RRO Shifter Sheet
Rocky Road Outfitters' Transfer Case Shifter Sheet
Nov. 01, 2005
Suzuki Samurais were introduced to the United States in late 1985 as a 1986 model, and they have proven to be long-lasting vehicles. With most of them still on the road after 15 years and hundreds of thousands of miles, the few shortcomings have been discovered and are being addressed by the aftermarket. One of these weaknesses is a part that Suzuki refers to as the "sheet" in the transmission and transfer case's shift lever assemblies.
Over time, the rubber ring that locates the shift lever's ball begins to disintegrate from exposure to oil. As most Samurai owners are aware, the transmission's shift lever becomes increasingly loose, a result of a worn shifter sheet. Eventually, the sheet will degrade enough to allow the transmission or transfer case to become locked in gear or neutral. OEM replacement shifter sheets have always been available, but they are expensive to purchase from a dealership and will eventually require replacement again. Rocky Road Outfitters has addressed this problem with a simple, affordable solution.
Recently, the transfer case in one of my Samurais became locked in neutral as I shifted it from low-range to high-range. No amount of wiggling of the shift lever could get it to budge, so my Samurai was stuck; it couldn't move under its own power. Thankfully, I had just found out about Rocky Road's new bright orange polyurethane replacement sheet and promptly installed one into my transfer case.
Installation is a simple procedure that can be done with ordinary hand tools without removing the transfer case from the vehicle. A concise step-by-step instruction sheet is included. Before the new shifter sheet can be installed, the old one must be removed and the shift lever and hole must be thoroughly cleaned.
To access the shifter, unscrew the shift knob from the lever and lift the carpet out of the way. Unscrew the four screws of the shift boot retainer and slide them off the top of the shift lever and place out of the way.
Looking down the shift lever, you can see another small rubber boot where the lever enters the top of the transfer case. The metal boot retainer clip must be removed so that the boot can be slid up the lever and out of the way.
Inside the transfer case is a spring-loaded shift lever retention ring that holds the shift lever in the transfer case. To remove this, two long screwdrivers must be used to push the retainer down against its spring, and rotated ?-turn counterclockwise. This will allow the shift lever to be lifted out of the transfer case. Be careful not to allow any foreign material to fall into the exposed hole of the transfer case while the shifter is out.
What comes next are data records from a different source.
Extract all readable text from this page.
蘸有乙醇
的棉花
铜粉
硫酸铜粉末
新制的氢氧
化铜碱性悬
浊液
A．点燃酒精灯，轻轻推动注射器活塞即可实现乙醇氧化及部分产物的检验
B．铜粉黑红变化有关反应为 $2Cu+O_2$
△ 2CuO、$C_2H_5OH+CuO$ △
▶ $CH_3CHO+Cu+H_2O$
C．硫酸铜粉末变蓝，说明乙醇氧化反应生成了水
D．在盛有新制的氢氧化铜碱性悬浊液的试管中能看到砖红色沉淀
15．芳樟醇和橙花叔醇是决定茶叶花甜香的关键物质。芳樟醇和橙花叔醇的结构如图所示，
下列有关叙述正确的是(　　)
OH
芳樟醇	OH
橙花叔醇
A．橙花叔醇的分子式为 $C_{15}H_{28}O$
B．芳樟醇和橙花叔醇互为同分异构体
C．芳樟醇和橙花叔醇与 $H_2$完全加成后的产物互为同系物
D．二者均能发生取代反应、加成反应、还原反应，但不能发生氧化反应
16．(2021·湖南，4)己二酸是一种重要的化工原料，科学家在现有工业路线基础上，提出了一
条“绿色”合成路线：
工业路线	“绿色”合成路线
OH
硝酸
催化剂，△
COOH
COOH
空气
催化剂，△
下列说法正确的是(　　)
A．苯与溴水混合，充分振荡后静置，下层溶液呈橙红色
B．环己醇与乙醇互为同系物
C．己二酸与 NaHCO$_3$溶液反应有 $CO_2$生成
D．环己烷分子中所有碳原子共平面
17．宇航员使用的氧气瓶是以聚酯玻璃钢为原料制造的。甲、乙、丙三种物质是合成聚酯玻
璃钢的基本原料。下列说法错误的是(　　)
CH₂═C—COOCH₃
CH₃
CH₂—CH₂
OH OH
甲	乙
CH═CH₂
My shift lever was covered with pieces of the disintegrated sheet. It wasn't until I pried the old shifter sheet out of the transfer case with a screwdriver that I realized just what bad shape the sheet was in.
The ball end of the shift lever and the transfer case's shifter hole must be thoroughly cleaned of any pieces of the old sheet before installation of the new sheet and the shift lever. Make sure that the new polyurethane sheet is installed with the concave side facing up.
Slide the shift lever into place and reinstall the spring-loaded retainer. Check for proper operation of the shifter, and then reinstall the small boot, the large boot, the carpet, and the shifter knob.
The polyurethane shifter sheet should last the lifetime of the vehicle, so although it is an easy part to replace, this will be one repair that should never need to be done again. Shift operation is tight and controlled, and I haven't had the transfer case become stuck in neutral since replacement of the sheet.
Rocky Road Outfitters' price of just $15 is significantly less than many dealerships charge for the inferior OEM replacement sheets and installation is simple enough for even a beginner to accomplish. Make your old Samurai shift as well as it did back in the 1980s!